Adrian Borda creció rodeado de instrumentos, en Reghin, ciudad rumana productora de violines. Su madre trabajó en una de las fábricas, sus amigos se hicieron lutieres. Él nunca aprendió a tocar uno ni a montarlo. Ahora se ha metido dentro de la madera buscando no se sabe qué.
Borda, de 40 años, se define como pintor y fotógrafo, y como «viajero interior que explora el misterioso y extremadamente complejo mundo del subconsciente».
Inició este trabajo, el de hacerle una endoscopia a los violines, por imitación de los carteles de la Filarmónica de Berlín realizados por el estudio Mierswa Kluska. La fantasía de colarse dentro de un instrumento, no obstante, se remonta a fechas imposibles de precisar.
Para Borda, era un reto, una forma de tocar con las manos sus planteamientos artísticos metafísicos y surreales. Primero quiso recrear el vientre de madera con animación, pero desistió: buscaba la realidad.
Uno de sus amigos lutieres tenía un contrabajo abierto en proceso de reparación. «Era lo suficientemente grande como para poner dentro la lente de una cámara réflex. Las primeras fotos se hicieron con humo, luz solar y un control remoto ciego: yo giraba el instrumento, tomaba fotos y esperaba lo mejor», recuerda. Borda. Más tarde, en un viaje a Francia, encontró un viejo violonchelo en casa de otro amigo. También se coló en una guitarra.
Era como explorar el subconsciente. Uno extrae una conclusión (una foto) y le parece razonable y precisa solamente porque no es capaz de ver las miles de explicaciones posibles (de perspectivas) que existen a la vez en una suerte de juego cuántico libérrimo, sin que seamos capaces de aislarlas y comprenderlas.
«Trabajas a ciegas, necesitas abrir el instrumento cada vez que quieres cambiar la posición de la cámara, los ajustes o el enfoque, y sellarlo para que tenga la menor cantidad de luz posible», detalla.
Borda cuenta que no quería transmitir ningún mensaje en concreto al plasmar estos instrumentos por dentro, estos cobertizos de la música. En general, cree que las descripciones y las etiquetas menoscaban el arte: «La fuente del verdadero arte es el misterio», opina. Aunque este fue un reto más artesanal que artístico.

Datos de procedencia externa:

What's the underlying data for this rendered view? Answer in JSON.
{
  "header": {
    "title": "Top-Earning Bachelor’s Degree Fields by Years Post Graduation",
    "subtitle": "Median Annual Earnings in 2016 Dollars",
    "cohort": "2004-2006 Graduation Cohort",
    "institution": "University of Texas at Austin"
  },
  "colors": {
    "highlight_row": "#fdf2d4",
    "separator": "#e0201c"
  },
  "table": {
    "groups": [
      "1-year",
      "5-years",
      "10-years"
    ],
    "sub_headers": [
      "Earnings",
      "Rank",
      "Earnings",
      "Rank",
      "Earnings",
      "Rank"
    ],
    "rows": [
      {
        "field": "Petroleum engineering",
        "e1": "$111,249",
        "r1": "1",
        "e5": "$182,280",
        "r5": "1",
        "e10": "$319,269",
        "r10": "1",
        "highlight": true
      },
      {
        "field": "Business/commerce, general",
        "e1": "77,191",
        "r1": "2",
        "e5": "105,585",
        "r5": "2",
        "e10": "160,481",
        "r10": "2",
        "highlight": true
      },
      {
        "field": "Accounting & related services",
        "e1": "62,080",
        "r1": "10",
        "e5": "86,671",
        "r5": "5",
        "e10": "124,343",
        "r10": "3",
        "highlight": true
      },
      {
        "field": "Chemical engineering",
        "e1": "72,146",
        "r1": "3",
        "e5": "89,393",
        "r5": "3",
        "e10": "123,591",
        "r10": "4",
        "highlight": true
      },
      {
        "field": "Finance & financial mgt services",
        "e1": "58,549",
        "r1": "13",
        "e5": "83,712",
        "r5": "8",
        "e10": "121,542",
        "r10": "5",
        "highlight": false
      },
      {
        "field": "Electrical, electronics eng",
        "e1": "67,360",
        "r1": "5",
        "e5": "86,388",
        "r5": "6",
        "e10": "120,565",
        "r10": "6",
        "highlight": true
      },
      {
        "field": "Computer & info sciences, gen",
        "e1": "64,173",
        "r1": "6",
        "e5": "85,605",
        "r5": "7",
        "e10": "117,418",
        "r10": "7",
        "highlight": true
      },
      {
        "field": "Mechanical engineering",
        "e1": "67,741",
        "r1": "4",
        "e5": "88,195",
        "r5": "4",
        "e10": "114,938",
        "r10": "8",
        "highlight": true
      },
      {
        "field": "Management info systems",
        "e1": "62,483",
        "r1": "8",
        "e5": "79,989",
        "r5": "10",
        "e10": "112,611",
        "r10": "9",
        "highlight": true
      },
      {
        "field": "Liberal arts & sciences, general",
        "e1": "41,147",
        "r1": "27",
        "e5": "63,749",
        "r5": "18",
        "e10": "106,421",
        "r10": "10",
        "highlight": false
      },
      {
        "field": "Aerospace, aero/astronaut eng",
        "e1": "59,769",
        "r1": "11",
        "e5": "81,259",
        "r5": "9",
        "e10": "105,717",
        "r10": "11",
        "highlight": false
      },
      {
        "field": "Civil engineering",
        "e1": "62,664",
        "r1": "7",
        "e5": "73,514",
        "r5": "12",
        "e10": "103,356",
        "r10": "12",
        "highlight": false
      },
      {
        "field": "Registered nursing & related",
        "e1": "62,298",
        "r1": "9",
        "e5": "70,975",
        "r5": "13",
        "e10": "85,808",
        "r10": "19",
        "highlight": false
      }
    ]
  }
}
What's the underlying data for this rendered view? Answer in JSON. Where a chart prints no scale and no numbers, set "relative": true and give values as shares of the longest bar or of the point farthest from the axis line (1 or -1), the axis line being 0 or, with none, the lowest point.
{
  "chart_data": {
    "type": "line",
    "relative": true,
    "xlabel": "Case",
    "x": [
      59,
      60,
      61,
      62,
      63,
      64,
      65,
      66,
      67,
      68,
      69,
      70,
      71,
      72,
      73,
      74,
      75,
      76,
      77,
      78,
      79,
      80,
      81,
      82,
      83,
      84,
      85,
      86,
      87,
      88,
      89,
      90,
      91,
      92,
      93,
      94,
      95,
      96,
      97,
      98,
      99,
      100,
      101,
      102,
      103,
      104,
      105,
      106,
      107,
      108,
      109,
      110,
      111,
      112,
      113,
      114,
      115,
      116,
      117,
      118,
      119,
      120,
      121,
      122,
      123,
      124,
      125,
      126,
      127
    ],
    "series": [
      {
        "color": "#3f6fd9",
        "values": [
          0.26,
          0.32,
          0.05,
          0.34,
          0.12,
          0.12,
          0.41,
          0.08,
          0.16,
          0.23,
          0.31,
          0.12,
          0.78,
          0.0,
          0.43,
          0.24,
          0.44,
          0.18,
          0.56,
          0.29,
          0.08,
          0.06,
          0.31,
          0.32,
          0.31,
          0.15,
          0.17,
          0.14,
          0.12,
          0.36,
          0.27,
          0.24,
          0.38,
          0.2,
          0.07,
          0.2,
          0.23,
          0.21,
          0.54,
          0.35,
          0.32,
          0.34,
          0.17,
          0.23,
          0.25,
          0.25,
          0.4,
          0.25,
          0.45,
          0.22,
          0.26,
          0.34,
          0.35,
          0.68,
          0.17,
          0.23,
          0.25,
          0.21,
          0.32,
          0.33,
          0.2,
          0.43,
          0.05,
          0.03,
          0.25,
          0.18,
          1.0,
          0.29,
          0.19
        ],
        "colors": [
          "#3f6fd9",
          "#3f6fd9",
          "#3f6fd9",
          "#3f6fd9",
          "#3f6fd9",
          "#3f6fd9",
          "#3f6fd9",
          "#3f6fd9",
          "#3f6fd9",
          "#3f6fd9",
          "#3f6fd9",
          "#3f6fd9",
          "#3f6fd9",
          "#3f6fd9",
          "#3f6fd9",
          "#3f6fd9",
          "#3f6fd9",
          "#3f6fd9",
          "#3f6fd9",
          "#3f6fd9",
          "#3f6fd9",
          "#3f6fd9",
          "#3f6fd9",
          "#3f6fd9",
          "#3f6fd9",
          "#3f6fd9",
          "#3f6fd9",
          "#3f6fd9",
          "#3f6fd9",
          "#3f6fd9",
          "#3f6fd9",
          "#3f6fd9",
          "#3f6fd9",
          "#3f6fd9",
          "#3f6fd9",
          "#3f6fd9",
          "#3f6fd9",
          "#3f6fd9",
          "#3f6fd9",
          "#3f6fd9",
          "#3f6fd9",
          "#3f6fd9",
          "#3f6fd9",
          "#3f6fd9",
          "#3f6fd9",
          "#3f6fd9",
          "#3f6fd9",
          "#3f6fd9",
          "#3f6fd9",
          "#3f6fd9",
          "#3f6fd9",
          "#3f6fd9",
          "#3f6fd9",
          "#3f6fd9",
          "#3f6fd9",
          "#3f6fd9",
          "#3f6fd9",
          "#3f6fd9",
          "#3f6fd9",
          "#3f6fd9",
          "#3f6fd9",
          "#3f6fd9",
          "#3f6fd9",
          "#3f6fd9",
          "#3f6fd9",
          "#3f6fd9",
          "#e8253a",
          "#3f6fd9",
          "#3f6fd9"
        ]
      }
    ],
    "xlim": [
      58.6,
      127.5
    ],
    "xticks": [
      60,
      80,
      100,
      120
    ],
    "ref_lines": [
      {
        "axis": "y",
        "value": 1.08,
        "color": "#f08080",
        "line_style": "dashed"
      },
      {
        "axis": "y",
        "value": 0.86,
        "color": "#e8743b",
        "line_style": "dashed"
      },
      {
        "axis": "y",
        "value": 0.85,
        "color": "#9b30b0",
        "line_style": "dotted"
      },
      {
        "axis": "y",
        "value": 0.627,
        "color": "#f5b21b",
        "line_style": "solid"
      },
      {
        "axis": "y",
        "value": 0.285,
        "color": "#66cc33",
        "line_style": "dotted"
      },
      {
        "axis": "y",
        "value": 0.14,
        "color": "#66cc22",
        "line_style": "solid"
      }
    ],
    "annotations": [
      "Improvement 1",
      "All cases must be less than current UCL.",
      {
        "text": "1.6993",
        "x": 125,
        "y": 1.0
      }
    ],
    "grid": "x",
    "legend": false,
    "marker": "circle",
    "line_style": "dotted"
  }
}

Los mapas de neuronas o las imágenes del revuelo de partículas que integran la materia se parecen a las fotografías que tomamos del universo. Lo infinitesimal y lo gigantesco se asemejan como si el cosmos no fuera más que una matrioska varada en algún punto del tiempo y del espacio.
Ocurre lo mismo con estas fotos: los instrumentos por dentro parecen un teatro vacío, clandestino. O un almacén descuidado, parcheado de humedades. O el viejo taller de un lutier desahuciado.
Quizás estas fotos no sean más que la muestra del fracaso de una ambición tan humana como imposible: explorar el organismo de la belleza, desvelar su enigma abriendo las ondas del sonido y esperando encontrar ahí algún tipo de floración o de respuesta.
O quizás sean solo un voto de pobreza, una forma de decir que debajo de la genialidad de Bach, Haydn, Beethoven, Schumann o Paco de Lucía no hay más que cobertizos sucios y vacíos.